Puis on s’est rendu compte de l’importance de la durée dans les phénomènes de douleur. Un stimulus très fort ou un stimulus très faible ne déclenche pas de réaction de douleur, mais deux stimuli consécutifs de faible intensité produisent une réaction. Cela signifie que les processus physiologiques qui permettent à la douleur d’arriver à la conscience jouent sur un espace-temps.

Les moyens de lutte contre la douleur –

– L’opium est connu depuis l’Antiquité grecque, mais c’est en 1817, que !’on a pu isoler la morphine, principal alcaloïde de l’opium. On a fait un usage massif de la morphine pendant tout le XIXème siècle. En 1890, on a constaté des problèmes d’accoutumance. La_législation répressive sur l’utilisation de la morphine date de la fin du XIXème siècle.

– L’anesthésie au protoxyde d’azote (gaz hilarant) ne permettait pas d’aller jusqu’à la perte totale de sensibilité à la douleur. Les conséquences de son utilisation étaient suspectes. Il a été abandonné.

– En 1842, aux USA, et grâce à l’expérience des dentistes, on a commencé à utiliser l’éther, puis le chloroforme. En 1848, ce procédé est utilisé en France de façon massive, y compris pour les accouchements.

– En 1860, on a fabriqué des produits de synthèse qui contiennent de l’aspirine : antipyrine, migrainine, analgésine.

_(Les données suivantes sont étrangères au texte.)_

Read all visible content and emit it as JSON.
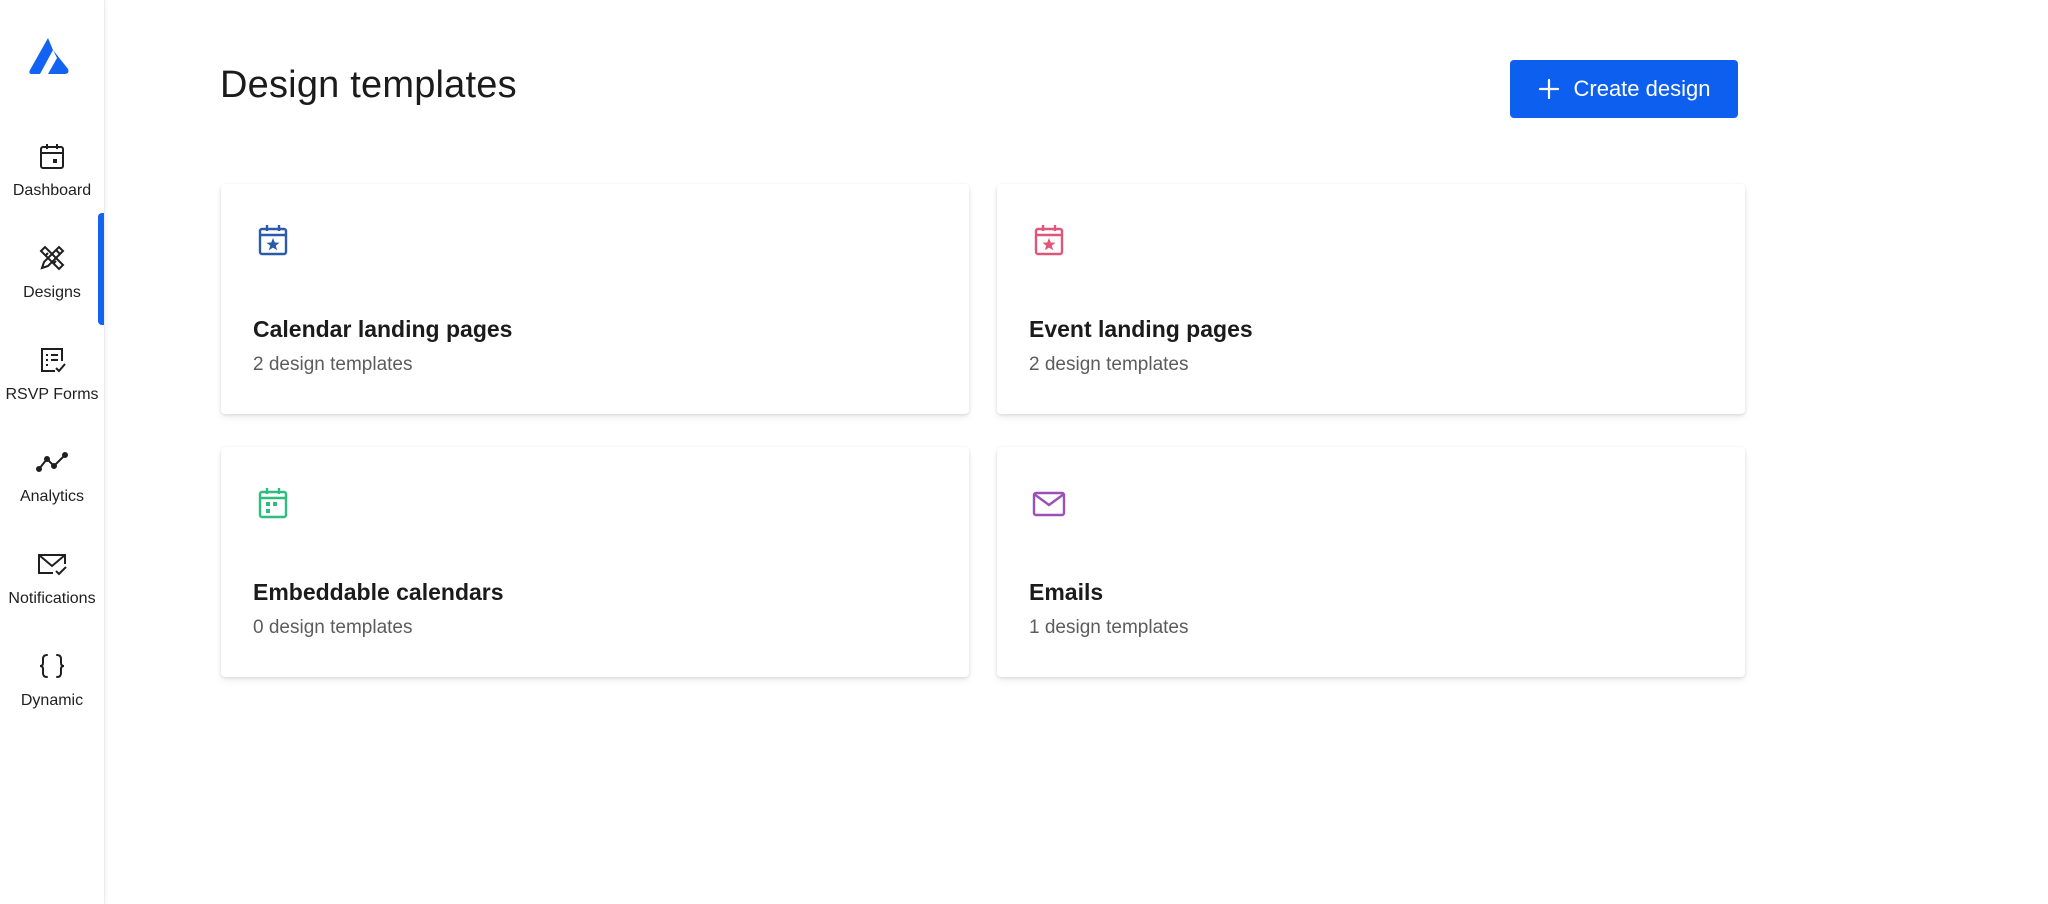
{
  "sidebar": {
    "logo_icon": "brand-logo",
    "active_color": "#1263f1",
    "items": [
      {
        "label": "Dashboard",
        "icon": "calendar-icon"
      },
      {
        "label": "Designs",
        "icon": "design-tools-icon"
      },
      {
        "label": "RSVP Forms",
        "icon": "form-check-icon"
      },
      {
        "label": "Analytics",
        "icon": "line-chart-icon"
      },
      {
        "label": "Notifications",
        "icon": "mail-check-icon"
      },
      {
        "label": "Dynamic",
        "icon": "curly-braces-icon"
      }
    ],
    "active_item": "Designs"
  },
  "header": {
    "title": "Design templates",
    "create_button_label": "Create design",
    "create_button_color": "#0d5ff0"
  },
  "cards": [
    {
      "title": "Calendar landing pages",
      "subtitle": "2 design templates",
      "icon": "calendar-star-icon",
      "icon_color": "#2b5aa8"
    },
    {
      "title": "Event landing pages",
      "subtitle": "2 design templates",
      "icon": "calendar-star-icon",
      "icon_color": "#e0557a"
    },
    {
      "title": "Embeddable calendars",
      "subtitle": "0 design templates",
      "icon": "calendar-grid-icon",
      "icon_color": "#2ebd7f"
    },
    {
      "title": "Emails",
      "subtitle": "1 design templates",
      "icon": "envelope-icon",
      "icon_color": "#9b4fb8"
    }
  ]
}
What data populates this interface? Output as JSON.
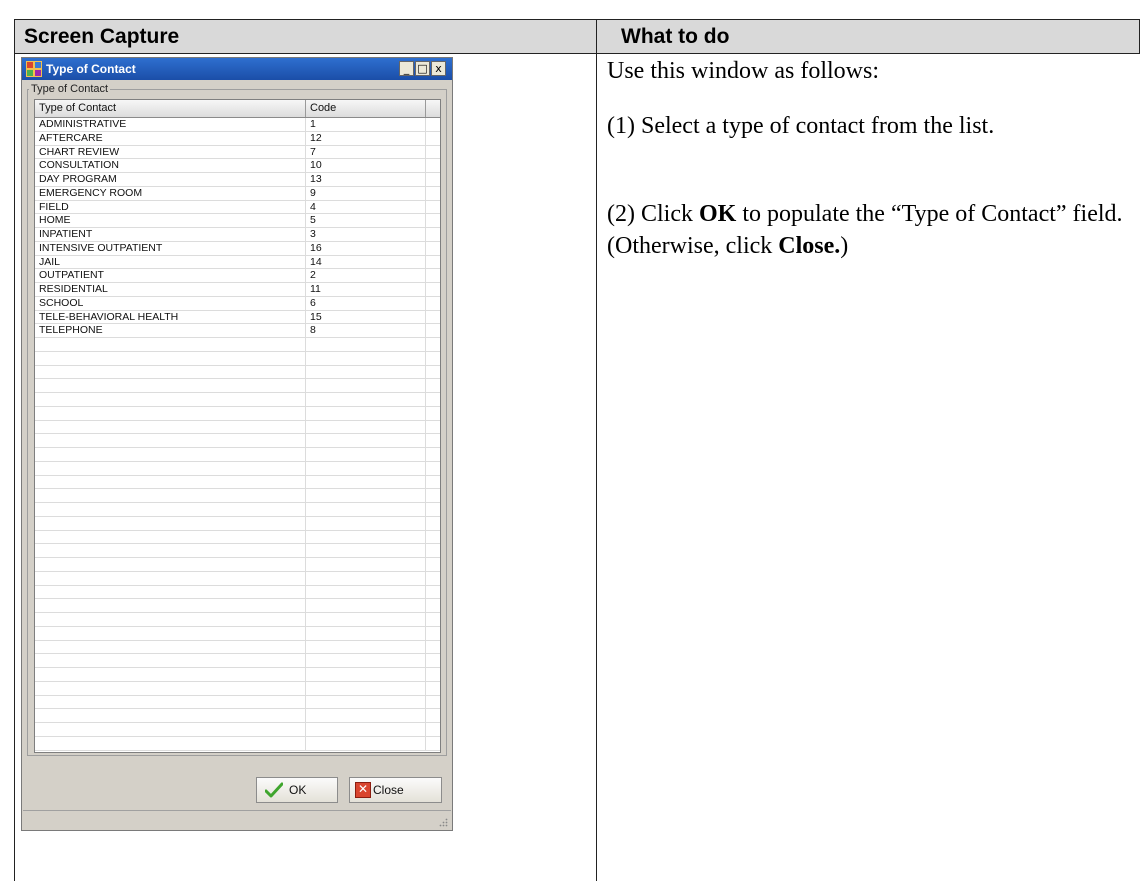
{
  "table_headers": {
    "left": "Screen Capture",
    "right": "What to do"
  },
  "dialog": {
    "title": "Type of Contact",
    "group_label": "Type of Contact",
    "window_buttons": {
      "minimize": "_",
      "maximize": "□",
      "close": "x"
    },
    "columns": [
      "Type of Contact",
      "Code"
    ],
    "rows": [
      {
        "type": "ADMINISTRATIVE",
        "code": "1"
      },
      {
        "type": "AFTERCARE",
        "code": "12"
      },
      {
        "type": "CHART REVIEW",
        "code": "7"
      },
      {
        "type": "CONSULTATION",
        "code": "10"
      },
      {
        "type": "DAY PROGRAM",
        "code": "13"
      },
      {
        "type": "EMERGENCY ROOM",
        "code": "9"
      },
      {
        "type": "FIELD",
        "code": "4"
      },
      {
        "type": "HOME",
        "code": "5"
      },
      {
        "type": "INPATIENT",
        "code": "3"
      },
      {
        "type": "INTENSIVE OUTPATIENT",
        "code": "16"
      },
      {
        "type": "JAIL",
        "code": "14"
      },
      {
        "type": "OUTPATIENT",
        "code": "2"
      },
      {
        "type": "RESIDENTIAL",
        "code": "11"
      },
      {
        "type": "SCHOOL",
        "code": "6"
      },
      {
        "type": "TELE-BEHAVIORAL HEALTH",
        "code": "15"
      },
      {
        "type": "TELEPHONE",
        "code": "8"
      }
    ],
    "buttons": {
      "ok": "OK",
      "close": "Close"
    },
    "icons": {
      "ok": "checkmark-icon",
      "close": "x-icon",
      "app": "app-icon",
      "grip": "resize-grip-icon"
    }
  },
  "instructions": {
    "intro": "Use this window as follows:",
    "step1": "(1) Select a type of contact from the list.",
    "step2_prefix": "(2) Click ",
    "step2_ok": "OK",
    "step2_middle": " to populate the “Type of Contact” field. (Otherwise, click ",
    "step2_close": "Close.",
    "step2_suffix": ")"
  }
}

– l’électricité : depuis le milieu du XVIIIème on a utilisé l’électricité, notamment contre les névralgies faciales.

– la neurochirurgie :

Elle apparaît à l’extrême fin du XIXème siècle. Elle consistait essentiellement à essayer d’interrompre les voies de la sensibilité. Les interventions de neurochirurgie ont porté, soit directement sur un nerf, soit sur la racine postérieure, soit sur le cordon antéro-latéral dans la moëlle par lequel passent les influx de la douleur.

Une méthode nouvelle se développe ensuite. On ne sectionne ou n’interrompt plus le chemin par lequel passe la douleur, mais on modifie les conditions du cheminement. Ce changement complet d’actions est lié à la prise en compte du rôle du système sympathique dans toute une série de douleurs (migraine, angine de poitrine, etc.).

Madame Roselyne Rey conclut sa conférence par la lecture d’un passage de « La chirurgie de la douleur’ de Leriche (1937) où il évoquait la dure réalité de la douleur :

« Malgré cette dure réalité, les médecins disent volontiers que la douleur est une réaction de défense, un heureux avertissement, qu’elle nous met en garde contre les dangers de la maladie, qu’elle est utile, j’allais dire nécessaire. Il dirait presque que si elle n’existait pas, il faudrait l’inventer. Je pense tout différemment, avec toute la conviction d’un homme qui a consacré une partie de sa vie à chercher le soulagement de ceux qui souffrent. Je voudrais m’élever contre cette singulière erreur dont je ne comprends pas la persistance et qui n’a pas l’ombre d’une vraisemblance… ».